Lately, i’ve been diving into hard-surface modelling, specially from concept/photo references. Most of the tutorials on websites like 3DMotive and DigitalTutors guide you to setup the 3D view with the concept planes and just connect dots. I find it very very boring and cumbersome. I can stay like… 3 to 4 hours just blocking something, then adding detail, then having to do the low-poly all over again, just to bake and start actually going somewhere.
Is there an alternative workflow to this kind of modelling?
In my opinion, there are not good Blender tutorials on Digitaltutors. Look at the Maya and 3dMax modeling tutorials. You can apply same procedures in Blender. Anyway modeling hard surfaces is booring.
Actually I’m a beginner to Blender. Normally it would take approximately 70 hours to model a accurate high poly car exterior for me. I have never tried nurbs modeling. you could try that https://www.youtube.com/watch?v=p1xDvnVovd4
One of the primary principles to modeling (and one that I often see newer modelers ignore–to their misfortune), is the importance of always staying as low poly as you can get away with. By keeping your base mesh as simple as possible, you retain the most amount of control over your model.
I don’t know if the “simplicity” (moving simple points) is what you don’t like–but if it is, I’d have to say that I’ve never seen a modeler who didn’t always stay as simple as possible while getting more complex only when needed. I’d recommend that you stick with it; it eventually becomes quite enjoyable!
If, however, it’s the concept of working with image planes that you don’t like, I understand. When I was first starting modeling I really didn’t like image planes at all. I would always just look at objects and freehand model them. But that all changed when I started working for clients who actually needed pretty accurate models.
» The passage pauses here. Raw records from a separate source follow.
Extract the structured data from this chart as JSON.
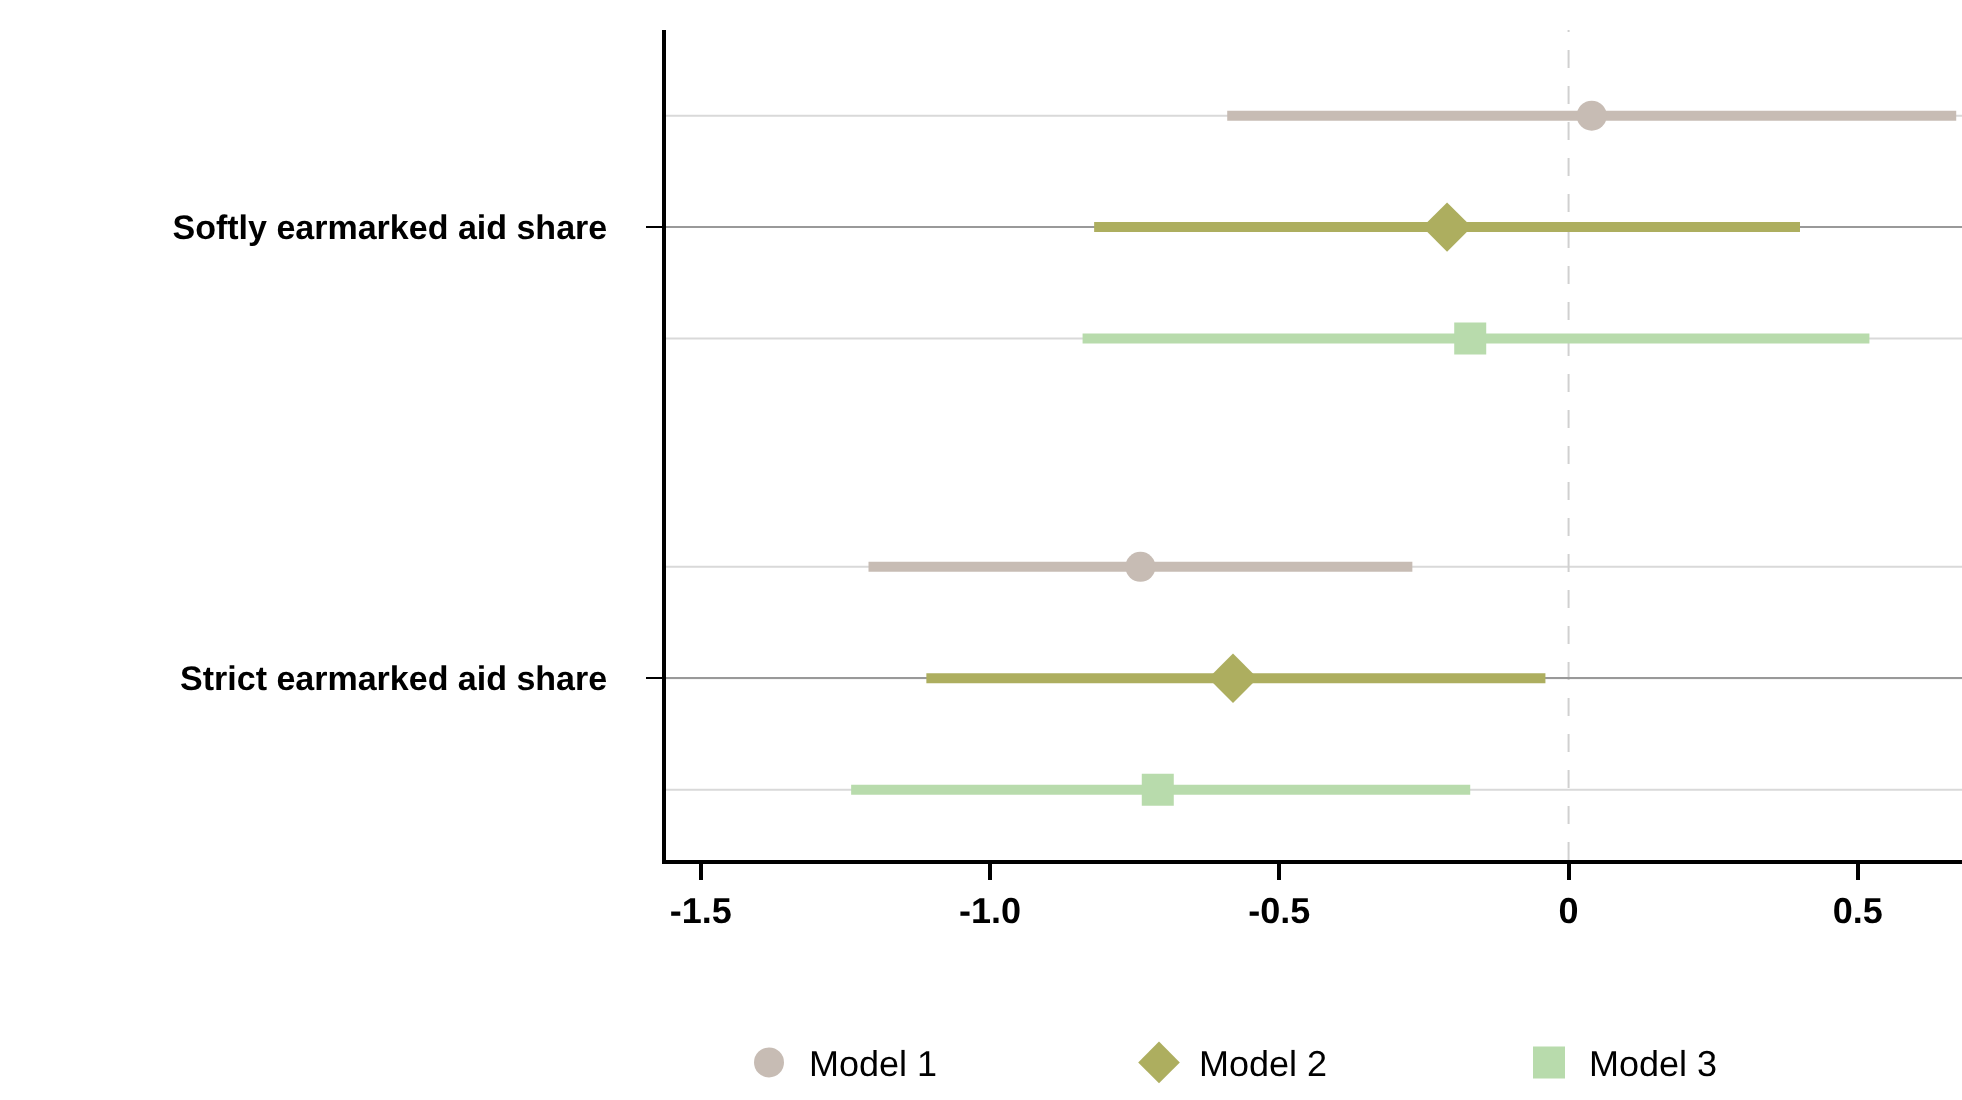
{
  "chart_data": {
    "type": "scatter",
    "orientation": "horizontal",
    "categories": [
      "Softly earmarked aid share",
      "Strict earmarked aid share"
    ],
    "series": [
      {
        "name": "Model 1",
        "color": "#c7bcb4",
        "marker": "circle",
        "values": [
          0.04,
          -0.74
        ],
        "errors": [
          [
            -0.59,
            0.67
          ],
          [
            -1.21,
            -0.27
          ]
        ]
      },
      {
        "name": "Model 2",
        "color": "#adae5f",
        "marker": "diamond",
        "values": [
          -0.21,
          -0.58
        ],
        "errors": [
          [
            -0.82,
            0.4
          ],
          [
            -1.11,
            -0.04
          ]
        ]
      },
      {
        "name": "Model 3",
        "color": "#b8dbac",
        "marker": "square",
        "values": [
          -0.17,
          -0.71
        ],
        "errors": [
          [
            -0.84,
            0.52
          ],
          [
            -1.24,
            -0.17
          ]
        ]
      }
    ],
    "xlim": [
      -1.56,
      0.68
    ],
    "xticks": [
      -1.5,
      {
        "value": -1,
        "label": "-1.0"
      },
      -0.5,
      0,
      0.5
    ],
    "ref_lines": [
      {
        "axis": "x",
        "value": 0,
        "color": "#d0d0d0",
        "line_style": "dashed"
      }
    ],
    "grid": "y",
    "legend": "bottom"
  }
}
Sure, I could still model them freehand–but then it would take way more time to double-check my work against the real-world object. It’s just much quicker to model to an image plane in those situations. I now almost always opt to work with an image plane when possible, though I still greatly enjoy freehand modeling as well.
There aren’t a whole lot of valid different approaches to hard surface modeling, that I’ve seen. Regardless of technique, you’ll always want to stay as low poly as possible for as long as possible. One of the primary workflow differences would be working with an image plane vs. just “eyeballing” it. Both of these work fine, but image planes give you better accuracy.
Anyways, those are just my two cents. Best of luck!